More than 150 gathered Thursday to celebrate the official dedication of Brockman Hall for Physics, Rice’s new state-of-the-art home for fundamental and applied physics research. A delegation of officials from the National Institute of Standards and Technology (NIST) joined Rice Board of Trustees Chair Jim Crownover, Rice President David Leebron, astronaut and Rice alumna Shannon Walker and others in unveiling the 111,000-square-foot, four-story building.
“Since its founding, Rice has cared so much about architectural beauty, cutting-edge research, and environmental sensitivity,” Crownover said. He noted that all three of those principles are evident in this “magnificent building.”
“Brockman Hall enhances Rice’s status as one of the nation’s premier research universities, and it ensures that Rice will remain a leader in fundamental and applied physics research for years to come,” Leebron said. “The impact of Brockman Hall goes beyond bricks and mortar. This facility forges new pathways between science and engineering, between theory and practice and between Rice’s first and second centuries.”
Special guests at the dedication ceremony included Patrick Gallagher, undersecretary of commerce for science and technology and NIST director; Robert Celotta, director of NIST’s Center for Nanoscale Science and Technology; and Walker.

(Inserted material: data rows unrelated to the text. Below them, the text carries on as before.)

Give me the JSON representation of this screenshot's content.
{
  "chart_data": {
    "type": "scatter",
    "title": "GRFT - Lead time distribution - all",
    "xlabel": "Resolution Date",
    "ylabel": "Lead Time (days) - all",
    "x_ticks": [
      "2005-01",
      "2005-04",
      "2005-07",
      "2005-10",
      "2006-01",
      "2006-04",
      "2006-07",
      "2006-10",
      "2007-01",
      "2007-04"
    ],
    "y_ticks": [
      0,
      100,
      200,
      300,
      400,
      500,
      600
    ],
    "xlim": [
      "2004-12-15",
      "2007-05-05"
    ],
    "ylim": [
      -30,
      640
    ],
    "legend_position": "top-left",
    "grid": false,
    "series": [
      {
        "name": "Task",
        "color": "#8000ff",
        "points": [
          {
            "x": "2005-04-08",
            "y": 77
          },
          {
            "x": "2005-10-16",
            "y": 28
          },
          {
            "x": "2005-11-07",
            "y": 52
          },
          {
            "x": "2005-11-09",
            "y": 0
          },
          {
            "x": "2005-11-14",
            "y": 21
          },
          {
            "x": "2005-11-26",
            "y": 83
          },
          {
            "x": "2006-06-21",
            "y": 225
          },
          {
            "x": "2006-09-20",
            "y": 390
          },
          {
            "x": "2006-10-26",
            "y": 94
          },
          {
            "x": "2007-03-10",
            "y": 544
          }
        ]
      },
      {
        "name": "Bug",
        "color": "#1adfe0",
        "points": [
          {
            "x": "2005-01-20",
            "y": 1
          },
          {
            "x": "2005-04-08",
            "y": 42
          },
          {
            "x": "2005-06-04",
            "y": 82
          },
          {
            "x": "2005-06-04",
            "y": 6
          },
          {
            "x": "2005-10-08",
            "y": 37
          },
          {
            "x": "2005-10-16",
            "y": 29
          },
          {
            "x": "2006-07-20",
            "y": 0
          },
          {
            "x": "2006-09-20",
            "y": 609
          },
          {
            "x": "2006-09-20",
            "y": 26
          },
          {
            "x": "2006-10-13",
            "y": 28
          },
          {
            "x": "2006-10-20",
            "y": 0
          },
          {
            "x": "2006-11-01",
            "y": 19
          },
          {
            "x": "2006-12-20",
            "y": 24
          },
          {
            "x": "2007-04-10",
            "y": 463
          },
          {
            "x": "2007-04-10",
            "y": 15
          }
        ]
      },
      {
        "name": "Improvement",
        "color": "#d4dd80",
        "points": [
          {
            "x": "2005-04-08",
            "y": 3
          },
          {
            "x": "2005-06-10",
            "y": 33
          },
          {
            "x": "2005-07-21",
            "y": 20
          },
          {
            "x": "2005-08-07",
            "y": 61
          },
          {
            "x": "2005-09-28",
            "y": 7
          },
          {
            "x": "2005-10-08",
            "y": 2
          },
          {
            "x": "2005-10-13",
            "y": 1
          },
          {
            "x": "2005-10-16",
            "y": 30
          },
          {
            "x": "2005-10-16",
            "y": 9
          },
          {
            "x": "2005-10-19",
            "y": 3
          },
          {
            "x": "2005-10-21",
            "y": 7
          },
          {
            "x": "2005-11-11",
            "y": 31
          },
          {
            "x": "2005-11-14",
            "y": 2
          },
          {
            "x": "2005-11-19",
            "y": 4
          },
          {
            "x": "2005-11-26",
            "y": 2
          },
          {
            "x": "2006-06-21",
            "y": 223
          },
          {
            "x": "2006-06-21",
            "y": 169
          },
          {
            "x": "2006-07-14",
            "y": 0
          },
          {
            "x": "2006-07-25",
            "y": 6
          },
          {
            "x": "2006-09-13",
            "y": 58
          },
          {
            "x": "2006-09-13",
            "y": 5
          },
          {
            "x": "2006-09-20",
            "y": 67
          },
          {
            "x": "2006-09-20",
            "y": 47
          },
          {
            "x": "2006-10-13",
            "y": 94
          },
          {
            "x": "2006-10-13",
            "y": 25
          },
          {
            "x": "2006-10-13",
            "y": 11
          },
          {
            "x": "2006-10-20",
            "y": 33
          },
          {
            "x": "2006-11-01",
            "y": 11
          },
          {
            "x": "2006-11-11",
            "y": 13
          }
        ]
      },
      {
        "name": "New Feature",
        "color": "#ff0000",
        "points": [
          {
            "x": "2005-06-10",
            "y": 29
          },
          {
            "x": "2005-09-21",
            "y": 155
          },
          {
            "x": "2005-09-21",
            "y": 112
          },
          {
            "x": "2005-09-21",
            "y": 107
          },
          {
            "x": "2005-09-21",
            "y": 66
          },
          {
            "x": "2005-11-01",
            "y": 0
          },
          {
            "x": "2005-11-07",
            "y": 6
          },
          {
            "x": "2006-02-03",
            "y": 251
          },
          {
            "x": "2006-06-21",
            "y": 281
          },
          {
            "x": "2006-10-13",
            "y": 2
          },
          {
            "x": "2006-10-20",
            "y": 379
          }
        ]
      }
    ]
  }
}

Rice faculty and staff began moving into Brockman Hall last month. When fully occupied in June, the building will be home to dozens of experimental, theoretical and applied physicists from Rice’s departments of Physics and Astronomy and of Electrical and Computer Engineering. Brockman Hall will support research in atomic, molecular and optical physics; biophysics; condensed matter physics; nanoengineering and photonics.
The facility is special for several reasons: It was designed, constructed and occupied in just 33 months; it brings together faculty and students who formerly worked in five separate buildings scattered broadly across the campus; it is both a carefully refined 21st-century research facility and one of the most environmentally sustainable buildings at Rice; and it maintains much of the outdoor space that previously existed on Rice’s Science Quadrangle.
Brockman Hall is composed of two parallel, rectilinear, spatial “bars” that are oriented east to west and connected by glass-enclosed bridges across an open passage that admits natural light and outdoor breezes. The larger south bar houses laboratories, faculty and research offices, a 150-seat lecture hall and a rooftop astronomical observatory. The elevated two-story north bar houses faculty, student and departmental offices and meeting spaces.
The open space beneath the north bar is framed by a “loggia” of tapered concrete columns that form an outdoor room, with shaded areas for class meetings, casual gathering, and circulation. Beneath this serene outdoor oasis lies a sensitive and sophisticated complex of laboratories. Designed for vibration-sensitive atomic, molecular and optical physics and condensed-matter research, the hermetically controlled basement laboratories are stabilized on a two-foot-deep concrete slab and isolated from all the building’s mechanical systems. State-of-the-art equipment supplies these labs with “clean” electrical power, chilled water and filtered air that is cleansed of submicroscopic dust.